The result is an abstract narrative, subtle and bombastic – using projection mapping, generative/audio reactive real time and pre-rendered elements combined with custom software to control the show. The result is that ISAM: LIVE creates a visual incarnation of the album’s sounds.
ISAM: LIVE is Amon Tobin’s Metropolis. In a series of wordless images, Tobin makes a bold statement on technology and its omnipresence in our modern universe–terrifying one minute, beautiful the next. The combined effect is a 3D experience where the cubes move even though they’re not moving; where the sculpture floats through space even though it is immobile; where a parallel universe exists with shape-shifting factories, angry jet engines and mechanized factory clangs competing with brilliant, serene patterns and transformative optical illusions. Like all great art, the production is thought-provoking, challenging and stunning. Submitting to it is pure glee.

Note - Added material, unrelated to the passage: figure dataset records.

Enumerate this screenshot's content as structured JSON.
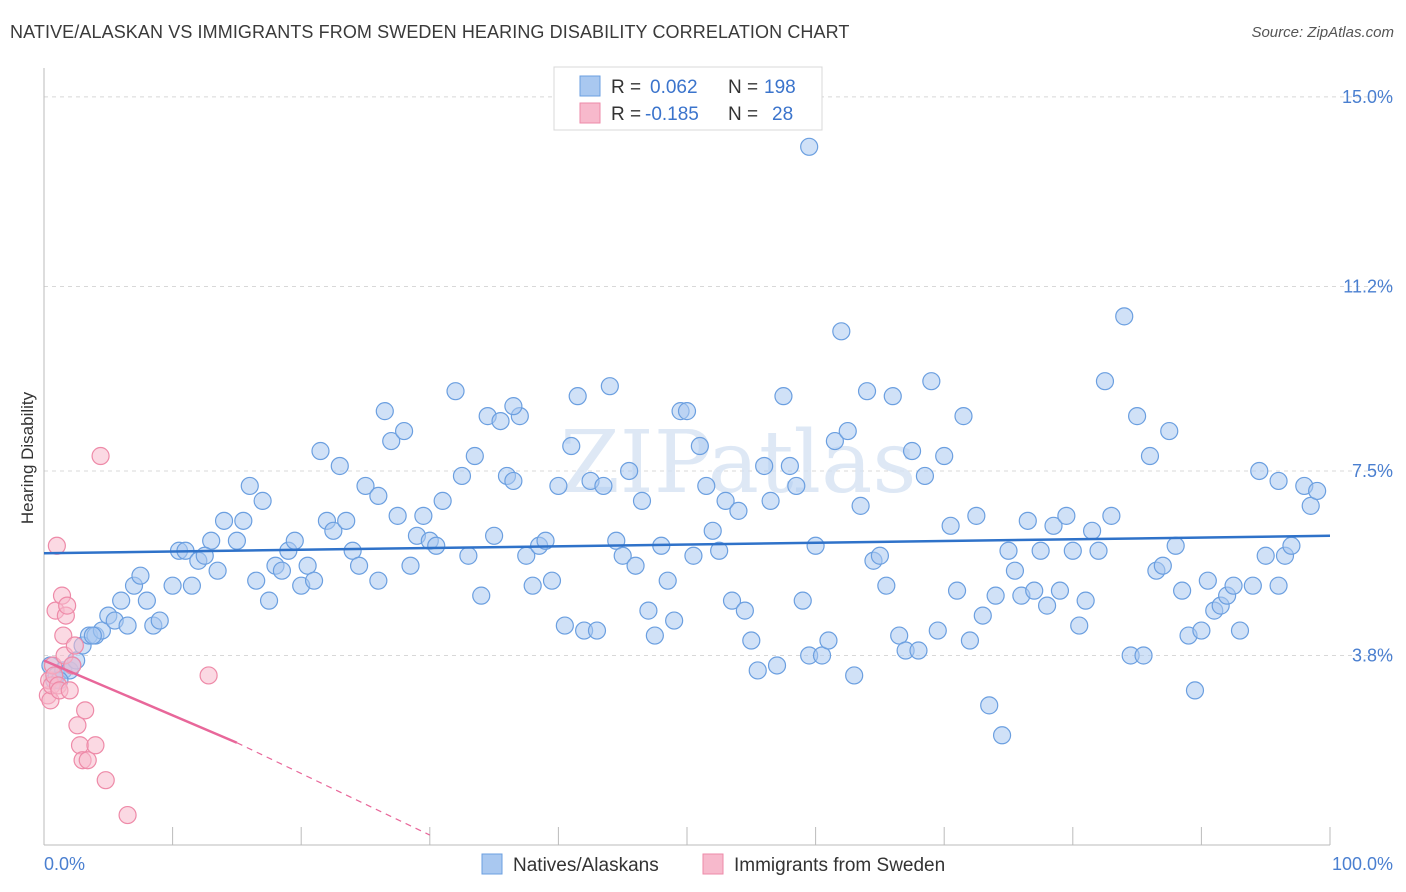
{
  "title": "NATIVE/ALASKAN VS IMMIGRANTS FROM SWEDEN HEARING DISABILITY CORRELATION CHART",
  "source": "Source: ZipAtlas.com",
  "watermark": "ZIPatlas",
  "colors": {
    "blue_fill": "#a9c8f0",
    "blue_stroke": "#6b9fe0",
    "blue_line": "#2f72c9",
    "pink_fill": "#f7b9cc",
    "pink_stroke": "#ee8aa8",
    "pink_line": "#e8679a",
    "tick_text": "#4a7fd0",
    "grid": "#d8d8d8"
  },
  "legend_top": {
    "rows": [
      {
        "r_label": "R =",
        "r_value": "0.062",
        "n_label": "N =",
        "n_value": "198"
      },
      {
        "r_label": "R =",
        "r_value": "-0.185",
        "n_label": "N =",
        "n_value": "28"
      }
    ]
  },
  "legend_bottom": [
    {
      "label": "Natives/Alaskans"
    },
    {
      "label": "Immigrants from Sweden"
    }
  ],
  "chart_data": {
    "type": "scatter",
    "title": "NATIVE/ALASKAN VS IMMIGRANTS FROM SWEDEN HEARING DISABILITY CORRELATION CHART",
    "xlabel": "",
    "ylabel": "Hearing Disability",
    "xlim": [
      0,
      100
    ],
    "ylim": [
      0,
      15.5
    ],
    "x_tick_labels": [
      "0.0%",
      "100.0%"
    ],
    "y_ticks": [
      3.8,
      7.5,
      11.2,
      15.0
    ],
    "y_tick_labels": [
      "3.8%",
      "7.5%",
      "11.2%",
      "15.0%"
    ],
    "grid": true,
    "legend_position": "top-center",
    "series": [
      {
        "name": "Natives/Alaskans",
        "color": "#a9c8f0",
        "trend": {
          "x0": 0,
          "y0": 5.85,
          "x1": 100,
          "y1": 6.2
        },
        "points": [
          [
            0.5,
            3.6
          ],
          [
            0.8,
            3.3
          ],
          [
            1.0,
            3.4
          ],
          [
            1.5,
            3.5
          ],
          [
            2.0,
            3.5
          ],
          [
            2.5,
            3.7
          ],
          [
            3.0,
            4.0
          ],
          [
            3.5,
            4.2
          ],
          [
            4.0,
            4.2
          ],
          [
            4.5,
            4.3
          ],
          [
            5.0,
            4.6
          ],
          [
            5.5,
            4.5
          ],
          [
            6.0,
            4.9
          ],
          [
            6.5,
            4.4
          ],
          [
            7.0,
            5.2
          ],
          [
            7.5,
            5.4
          ],
          [
            8.0,
            4.9
          ],
          [
            8.5,
            4.4
          ],
          [
            9.0,
            4.5
          ],
          [
            10.0,
            5.2
          ],
          [
            10.5,
            5.9
          ],
          [
            11.0,
            5.9
          ],
          [
            11.5,
            5.2
          ],
          [
            12.0,
            5.7
          ],
          [
            13.0,
            6.1
          ],
          [
            13.5,
            5.5
          ],
          [
            14.0,
            6.5
          ],
          [
            15.0,
            6.1
          ],
          [
            15.5,
            6.5
          ],
          [
            16.0,
            7.2
          ],
          [
            16.5,
            5.3
          ],
          [
            17.0,
            6.9
          ],
          [
            17.5,
            4.9
          ],
          [
            18.0,
            5.6
          ],
          [
            18.5,
            5.5
          ],
          [
            19.0,
            5.9
          ],
          [
            19.5,
            6.1
          ],
          [
            20.0,
            5.2
          ],
          [
            20.5,
            5.6
          ],
          [
            21.0,
            5.3
          ],
          [
            21.5,
            7.9
          ],
          [
            22.0,
            6.5
          ],
          [
            22.5,
            6.3
          ],
          [
            23.0,
            7.6
          ],
          [
            23.5,
            6.5
          ],
          [
            24.0,
            5.9
          ],
          [
            24.5,
            5.6
          ],
          [
            25.0,
            7.2
          ],
          [
            26.0,
            7.0
          ],
          [
            26.5,
            8.7
          ],
          [
            27.0,
            8.1
          ],
          [
            27.5,
            6.6
          ],
          [
            28.0,
            8.3
          ],
          [
            28.5,
            5.6
          ],
          [
            29.0,
            6.2
          ],
          [
            29.5,
            6.6
          ],
          [
            30.0,
            6.1
          ],
          [
            30.5,
            6.0
          ],
          [
            31.0,
            6.9
          ],
          [
            32.0,
            9.1
          ],
          [
            32.5,
            7.4
          ],
          [
            33.0,
            5.8
          ],
          [
            33.5,
            7.8
          ],
          [
            34.0,
            5.0
          ],
          [
            34.5,
            8.6
          ],
          [
            35.0,
            6.2
          ],
          [
            35.5,
            8.5
          ],
          [
            36.0,
            7.4
          ],
          [
            36.5,
            7.3
          ],
          [
            37.0,
            8.6
          ],
          [
            37.5,
            5.8
          ],
          [
            38.0,
            5.2
          ],
          [
            38.5,
            6.0
          ],
          [
            39.0,
            6.1
          ],
          [
            39.5,
            5.3
          ],
          [
            40.0,
            7.2
          ],
          [
            40.5,
            4.4
          ],
          [
            41.0,
            8.0
          ],
          [
            41.5,
            9.0
          ],
          [
            42.0,
            4.3
          ],
          [
            42.5,
            7.3
          ],
          [
            43.0,
            4.3
          ],
          [
            43.5,
            7.2
          ],
          [
            44.0,
            9.2
          ],
          [
            44.5,
            6.1
          ],
          [
            45.0,
            5.8
          ],
          [
            45.5,
            7.5
          ],
          [
            46.0,
            5.6
          ],
          [
            46.5,
            6.9
          ],
          [
            47.0,
            4.7
          ],
          [
            47.5,
            4.2
          ],
          [
            48.0,
            6.0
          ],
          [
            48.5,
            5.3
          ],
          [
            49.0,
            4.5
          ],
          [
            49.5,
            8.7
          ],
          [
            50.0,
            8.7
          ],
          [
            50.5,
            5.8
          ],
          [
            51.0,
            8.0
          ],
          [
            51.5,
            7.2
          ],
          [
            52.0,
            6.3
          ],
          [
            52.5,
            5.9
          ],
          [
            53.0,
            6.9
          ],
          [
            53.5,
            4.9
          ],
          [
            54.0,
            6.7
          ],
          [
            54.5,
            4.7
          ],
          [
            55.0,
            4.1
          ],
          [
            55.5,
            3.5
          ],
          [
            56.0,
            7.6
          ],
          [
            56.5,
            6.9
          ],
          [
            57.0,
            3.6
          ],
          [
            57.5,
            9.0
          ],
          [
            58.0,
            7.6
          ],
          [
            58.5,
            7.2
          ],
          [
            59.0,
            4.9
          ],
          [
            59.5,
            3.8
          ],
          [
            60.0,
            6.0
          ],
          [
            60.5,
            3.8
          ],
          [
            61.0,
            4.1
          ],
          [
            61.5,
            8.1
          ],
          [
            62.0,
            10.3
          ],
          [
            62.5,
            8.3
          ],
          [
            63.0,
            3.4
          ],
          [
            63.5,
            6.8
          ],
          [
            64.0,
            9.1
          ],
          [
            64.5,
            5.7
          ],
          [
            65.0,
            5.8
          ],
          [
            65.5,
            5.2
          ],
          [
            66.0,
            9.0
          ],
          [
            66.5,
            4.2
          ],
          [
            67.0,
            3.9
          ],
          [
            67.5,
            7.9
          ],
          [
            68.0,
            3.9
          ],
          [
            68.5,
            7.4
          ],
          [
            69.0,
            9.3
          ],
          [
            69.5,
            4.3
          ],
          [
            70.0,
            7.8
          ],
          [
            70.5,
            6.4
          ],
          [
            71.0,
            5.1
          ],
          [
            71.5,
            8.6
          ],
          [
            72.0,
            4.1
          ],
          [
            72.5,
            6.6
          ],
          [
            73.0,
            4.6
          ],
          [
            73.5,
            2.8
          ],
          [
            74.0,
            5.0
          ],
          [
            74.5,
            2.2
          ],
          [
            75.0,
            5.9
          ],
          [
            75.5,
            5.5
          ],
          [
            76.0,
            5.0
          ],
          [
            76.5,
            6.5
          ],
          [
            77.0,
            5.1
          ],
          [
            77.5,
            5.9
          ],
          [
            78.0,
            4.8
          ],
          [
            78.5,
            6.4
          ],
          [
            79.0,
            5.1
          ],
          [
            79.5,
            6.6
          ],
          [
            80.0,
            5.9
          ],
          [
            80.5,
            4.4
          ],
          [
            81.0,
            4.9
          ],
          [
            81.5,
            6.3
          ],
          [
            82.0,
            5.9
          ],
          [
            82.5,
            9.3
          ],
          [
            83.0,
            6.6
          ],
          [
            84.0,
            10.6
          ],
          [
            84.5,
            3.8
          ],
          [
            85.0,
            8.6
          ],
          [
            85.5,
            3.8
          ],
          [
            86.0,
            7.8
          ],
          [
            86.5,
            5.5
          ],
          [
            87.0,
            5.6
          ],
          [
            87.5,
            8.3
          ],
          [
            88.0,
            6.0
          ],
          [
            88.5,
            5.1
          ],
          [
            89.0,
            4.2
          ],
          [
            89.5,
            3.1
          ],
          [
            90.0,
            4.3
          ],
          [
            90.5,
            5.3
          ],
          [
            91.0,
            4.7
          ],
          [
            91.5,
            4.8
          ],
          [
            92.0,
            5.0
          ],
          [
            92.5,
            5.2
          ],
          [
            93.0,
            4.3
          ],
          [
            94.0,
            5.2
          ],
          [
            94.5,
            7.5
          ],
          [
            95.0,
            5.8
          ],
          [
            96.0,
            5.2
          ],
          [
            96.5,
            5.8
          ],
          [
            97.0,
            6.0
          ],
          [
            98.0,
            7.2
          ],
          [
            98.5,
            6.8
          ],
          [
            99.0,
            7.1
          ],
          [
            1.2,
            3.3
          ],
          [
            2.2,
            3.6
          ],
          [
            3.8,
            4.2
          ],
          [
            12.5,
            5.8
          ],
          [
            26.0,
            5.3
          ],
          [
            36.5,
            8.8
          ],
          [
            59.5,
            14.0
          ],
          [
            96.0,
            7.3
          ]
        ]
      },
      {
        "name": "Immigrants from Sweden",
        "color": "#f7b9cc",
        "trend": {
          "x0": 0,
          "y0": 3.7,
          "x1": 15,
          "y1": 2.05,
          "dash_to_x": 30,
          "dash_to_y": 0.2
        },
        "points": [
          [
            0.3,
            3.0
          ],
          [
            0.4,
            3.3
          ],
          [
            0.5,
            2.9
          ],
          [
            0.6,
            3.2
          ],
          [
            0.7,
            3.6
          ],
          [
            0.8,
            3.4
          ],
          [
            0.9,
            4.7
          ],
          [
            1.0,
            6.0
          ],
          [
            1.1,
            3.2
          ],
          [
            1.2,
            3.1
          ],
          [
            1.4,
            5.0
          ],
          [
            1.5,
            4.2
          ],
          [
            1.6,
            3.8
          ],
          [
            1.7,
            4.6
          ],
          [
            1.8,
            4.8
          ],
          [
            2.0,
            3.1
          ],
          [
            2.2,
            3.6
          ],
          [
            2.4,
            4.0
          ],
          [
            2.6,
            2.4
          ],
          [
            2.8,
            2.0
          ],
          [
            3.0,
            1.7
          ],
          [
            3.2,
            2.7
          ],
          [
            3.4,
            1.7
          ],
          [
            4.0,
            2.0
          ],
          [
            4.4,
            7.8
          ],
          [
            4.8,
            1.3
          ],
          [
            6.5,
            0.6
          ],
          [
            12.8,
            3.4
          ]
        ]
      }
    ]
  }
}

And in the center of all this, in a cube larger than the others, is Tobin, occasionally lit from within. These reveals–that there is, in fact, a human involved–pull the curtain back on a spectacle that’s seemingly created solely from silicon, and enshrine the production as a triumph not only of technological engineering but of cranial ingenuity.
Tobin has described this latest phase in his career as ‘future sounds imperfected’. And it is unquestionably refreshing to witness an artist not adhering to the current impasse of retro-culture, as Tobin’s performance is bereft of any overtly ersatz nods to the past. Coming over like the colossal aggregate of Einsturzende Neubauten and Squarepusher, plotting a whole new course for electronic music.
In person, it’s hard not to be overwhelmed by the sheer mathematics of the display. In one jaw-dropping moment, the projector shot out a static grid of white lines perfectly picking out every edge of the set, with the faces of the cubes plunged into darkness. Just as you marvel at the power, resolution, and accuracy required, the image animates and the cubes apparently tumble away, the integrity of their forms perfectly preserved, and the set dematerializes before your eyes. Of course, these moments coincide with the stuttering climaxes of Tobin’s intricate collages of found sounds and recordings.
It doesn’t sound like much in writing, and words can never do justice to the sheer majesty of the performance.